Bolstered by friends, I unlocked the door and stepped inside, tentatively sniffing, anticipating the smell of rotting flesh or Old Spice. Sensing neither, just the fresh scent of pine. Pine? As in cleaner? I was puzzled, but said nothing. Becky watched me, smiling slyly. Jen led the way.
“Come on, Elle.” Jen hurried to the back of the house. Straight to the study. Why? Did she want me to face the blood right away? Why was she grinning?
I followed slowly. Passed the living room. Wait. Something was different in there. And the kitchen. When had I done the dishes? Picked up the salad? Cleared the countertops? I had no memory of cleaning, must really have been in a daze.
Jen and Becky rushed into the study. Susan stayed behind me, her hand on my back. Pressing me on.
At the study door, I stopped, remembering Charlie, the slackness of his jaw. The knife in his back. I wasn’t ready, didn’t want to go in.
“Dammit, Elle.” Susan shoved me forward. “Move.”
So I did, slowly. Cautiously. And became confused. The room smelled fresh, faintly of leather and chemicals. In a moment, I realized why: There was a new carpet. Cream-colored. And a new chocolate-brown upholstered sofa where the bloodied old gray one had been.

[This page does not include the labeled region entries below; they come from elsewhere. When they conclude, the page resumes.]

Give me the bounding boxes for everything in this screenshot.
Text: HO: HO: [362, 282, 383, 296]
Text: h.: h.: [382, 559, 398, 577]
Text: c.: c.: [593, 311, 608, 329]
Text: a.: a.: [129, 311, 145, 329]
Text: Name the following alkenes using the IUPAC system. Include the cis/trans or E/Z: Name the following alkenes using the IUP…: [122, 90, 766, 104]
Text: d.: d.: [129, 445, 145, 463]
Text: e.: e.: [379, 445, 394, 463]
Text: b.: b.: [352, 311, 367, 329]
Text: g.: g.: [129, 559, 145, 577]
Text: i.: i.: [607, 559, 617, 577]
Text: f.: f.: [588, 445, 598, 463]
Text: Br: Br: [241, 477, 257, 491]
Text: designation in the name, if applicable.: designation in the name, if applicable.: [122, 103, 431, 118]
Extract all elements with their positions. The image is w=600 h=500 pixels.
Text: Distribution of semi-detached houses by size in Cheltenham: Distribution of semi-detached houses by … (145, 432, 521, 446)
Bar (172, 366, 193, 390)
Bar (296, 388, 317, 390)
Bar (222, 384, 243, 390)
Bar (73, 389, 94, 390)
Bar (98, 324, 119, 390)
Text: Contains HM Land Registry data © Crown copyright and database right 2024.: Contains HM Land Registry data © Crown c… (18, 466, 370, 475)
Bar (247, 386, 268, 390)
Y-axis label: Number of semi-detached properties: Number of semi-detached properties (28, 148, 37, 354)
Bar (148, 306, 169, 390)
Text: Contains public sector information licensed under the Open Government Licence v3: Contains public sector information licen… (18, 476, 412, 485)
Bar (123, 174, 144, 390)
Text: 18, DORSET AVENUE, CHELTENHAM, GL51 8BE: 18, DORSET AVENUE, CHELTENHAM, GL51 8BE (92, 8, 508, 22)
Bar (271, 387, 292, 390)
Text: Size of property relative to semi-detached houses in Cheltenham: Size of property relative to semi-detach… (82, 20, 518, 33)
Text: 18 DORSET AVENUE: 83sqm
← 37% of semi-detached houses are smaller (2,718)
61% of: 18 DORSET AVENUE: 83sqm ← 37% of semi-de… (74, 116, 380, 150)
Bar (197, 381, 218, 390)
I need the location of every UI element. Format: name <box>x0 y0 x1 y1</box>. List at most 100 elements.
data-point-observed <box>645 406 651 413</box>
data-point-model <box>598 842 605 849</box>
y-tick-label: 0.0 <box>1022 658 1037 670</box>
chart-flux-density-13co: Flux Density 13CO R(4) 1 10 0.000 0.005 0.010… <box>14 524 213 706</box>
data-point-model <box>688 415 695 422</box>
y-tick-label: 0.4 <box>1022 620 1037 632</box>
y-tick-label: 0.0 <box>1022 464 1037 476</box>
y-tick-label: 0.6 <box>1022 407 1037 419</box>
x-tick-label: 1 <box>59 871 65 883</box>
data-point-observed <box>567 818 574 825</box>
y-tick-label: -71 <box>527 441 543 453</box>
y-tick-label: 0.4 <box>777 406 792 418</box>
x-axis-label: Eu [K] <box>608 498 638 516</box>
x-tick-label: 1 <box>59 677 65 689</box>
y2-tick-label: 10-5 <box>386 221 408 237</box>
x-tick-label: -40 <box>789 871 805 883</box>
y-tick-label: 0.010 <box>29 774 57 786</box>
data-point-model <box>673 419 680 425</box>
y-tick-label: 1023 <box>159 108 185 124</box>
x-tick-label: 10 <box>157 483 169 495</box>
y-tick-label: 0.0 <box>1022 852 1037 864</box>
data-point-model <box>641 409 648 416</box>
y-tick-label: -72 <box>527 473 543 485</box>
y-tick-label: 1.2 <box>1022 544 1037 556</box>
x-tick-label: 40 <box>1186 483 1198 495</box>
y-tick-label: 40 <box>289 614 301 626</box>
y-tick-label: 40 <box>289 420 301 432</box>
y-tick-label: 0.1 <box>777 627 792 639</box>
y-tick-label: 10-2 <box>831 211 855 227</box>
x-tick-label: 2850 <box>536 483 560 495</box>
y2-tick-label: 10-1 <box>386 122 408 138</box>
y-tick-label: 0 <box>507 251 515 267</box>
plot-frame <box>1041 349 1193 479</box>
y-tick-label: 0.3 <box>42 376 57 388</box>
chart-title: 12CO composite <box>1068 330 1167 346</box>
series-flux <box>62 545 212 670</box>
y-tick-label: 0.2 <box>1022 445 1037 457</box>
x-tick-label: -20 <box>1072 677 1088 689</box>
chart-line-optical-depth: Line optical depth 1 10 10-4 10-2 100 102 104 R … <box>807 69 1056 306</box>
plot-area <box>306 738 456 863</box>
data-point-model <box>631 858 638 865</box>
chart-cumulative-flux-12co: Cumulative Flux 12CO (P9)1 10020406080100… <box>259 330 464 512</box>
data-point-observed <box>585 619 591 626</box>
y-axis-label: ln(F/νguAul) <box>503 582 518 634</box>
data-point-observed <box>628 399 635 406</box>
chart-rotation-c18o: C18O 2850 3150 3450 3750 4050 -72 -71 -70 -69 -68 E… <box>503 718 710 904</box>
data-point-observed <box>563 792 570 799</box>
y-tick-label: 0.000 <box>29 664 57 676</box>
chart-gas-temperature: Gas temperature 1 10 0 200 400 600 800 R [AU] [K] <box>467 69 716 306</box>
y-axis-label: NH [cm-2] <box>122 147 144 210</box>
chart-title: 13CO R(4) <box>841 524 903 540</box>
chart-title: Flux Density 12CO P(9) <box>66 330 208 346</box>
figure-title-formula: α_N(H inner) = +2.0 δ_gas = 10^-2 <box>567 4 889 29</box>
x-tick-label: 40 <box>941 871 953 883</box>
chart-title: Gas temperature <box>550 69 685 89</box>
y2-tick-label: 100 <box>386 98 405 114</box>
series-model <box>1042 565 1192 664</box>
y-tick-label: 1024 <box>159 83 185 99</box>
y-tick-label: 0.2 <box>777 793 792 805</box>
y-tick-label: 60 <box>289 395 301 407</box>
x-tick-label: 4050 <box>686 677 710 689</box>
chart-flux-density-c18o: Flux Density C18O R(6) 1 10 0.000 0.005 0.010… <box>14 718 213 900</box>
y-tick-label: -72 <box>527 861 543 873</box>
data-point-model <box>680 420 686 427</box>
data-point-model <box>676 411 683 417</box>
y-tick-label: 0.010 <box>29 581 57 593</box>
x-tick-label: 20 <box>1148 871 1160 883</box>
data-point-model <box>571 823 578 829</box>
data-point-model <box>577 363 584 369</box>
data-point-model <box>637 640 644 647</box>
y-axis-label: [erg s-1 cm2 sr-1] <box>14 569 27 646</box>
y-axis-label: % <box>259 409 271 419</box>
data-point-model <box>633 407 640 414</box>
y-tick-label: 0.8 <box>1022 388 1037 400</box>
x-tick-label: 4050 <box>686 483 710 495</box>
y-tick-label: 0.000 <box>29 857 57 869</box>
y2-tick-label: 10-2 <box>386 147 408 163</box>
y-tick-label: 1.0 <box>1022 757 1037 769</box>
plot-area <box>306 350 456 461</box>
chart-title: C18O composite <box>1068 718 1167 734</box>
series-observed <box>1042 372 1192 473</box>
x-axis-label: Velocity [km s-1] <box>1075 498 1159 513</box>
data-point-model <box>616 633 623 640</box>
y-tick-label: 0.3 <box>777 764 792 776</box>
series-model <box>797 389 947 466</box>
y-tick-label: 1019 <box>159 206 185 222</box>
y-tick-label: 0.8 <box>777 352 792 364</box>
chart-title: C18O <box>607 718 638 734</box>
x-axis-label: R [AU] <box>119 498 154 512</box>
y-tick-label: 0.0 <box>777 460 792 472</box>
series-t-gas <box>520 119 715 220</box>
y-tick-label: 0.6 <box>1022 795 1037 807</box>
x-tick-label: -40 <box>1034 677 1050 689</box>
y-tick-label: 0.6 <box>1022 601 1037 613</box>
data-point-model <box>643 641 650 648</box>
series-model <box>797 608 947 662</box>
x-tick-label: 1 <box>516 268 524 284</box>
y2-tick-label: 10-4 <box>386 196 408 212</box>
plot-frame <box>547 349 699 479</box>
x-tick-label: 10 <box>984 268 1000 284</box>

Three faces grinned at me, expectant and proud.
“Susan’s housekeeper came and worked all day yesterday—”
“And Jen got the couch. And there were stains on the carpet, so we pitched in—”
“You did this? So fast?”
They had.
I didn’t know what to say. How to thank them.
“She’s FBA.” I knew that one: Fucking Blown Away. And Jen was right, I was. I remember hugs and tears. I remember flopping onto the sofa, taking my shoes off to feel the thick soft rug. I remember going to the bar, pouring drinks, ordering pizza, and laughing too much and too loud. And sometime in the middle of the raucous sisterly bonding, I remember Elvis singing, “We’re caught in a trap—” and picking up my phone.
Charlie’s body was ready for release. I was listed as next of kin, and the coroner’s office wanted to know when I would have a funeral parlor pick it up.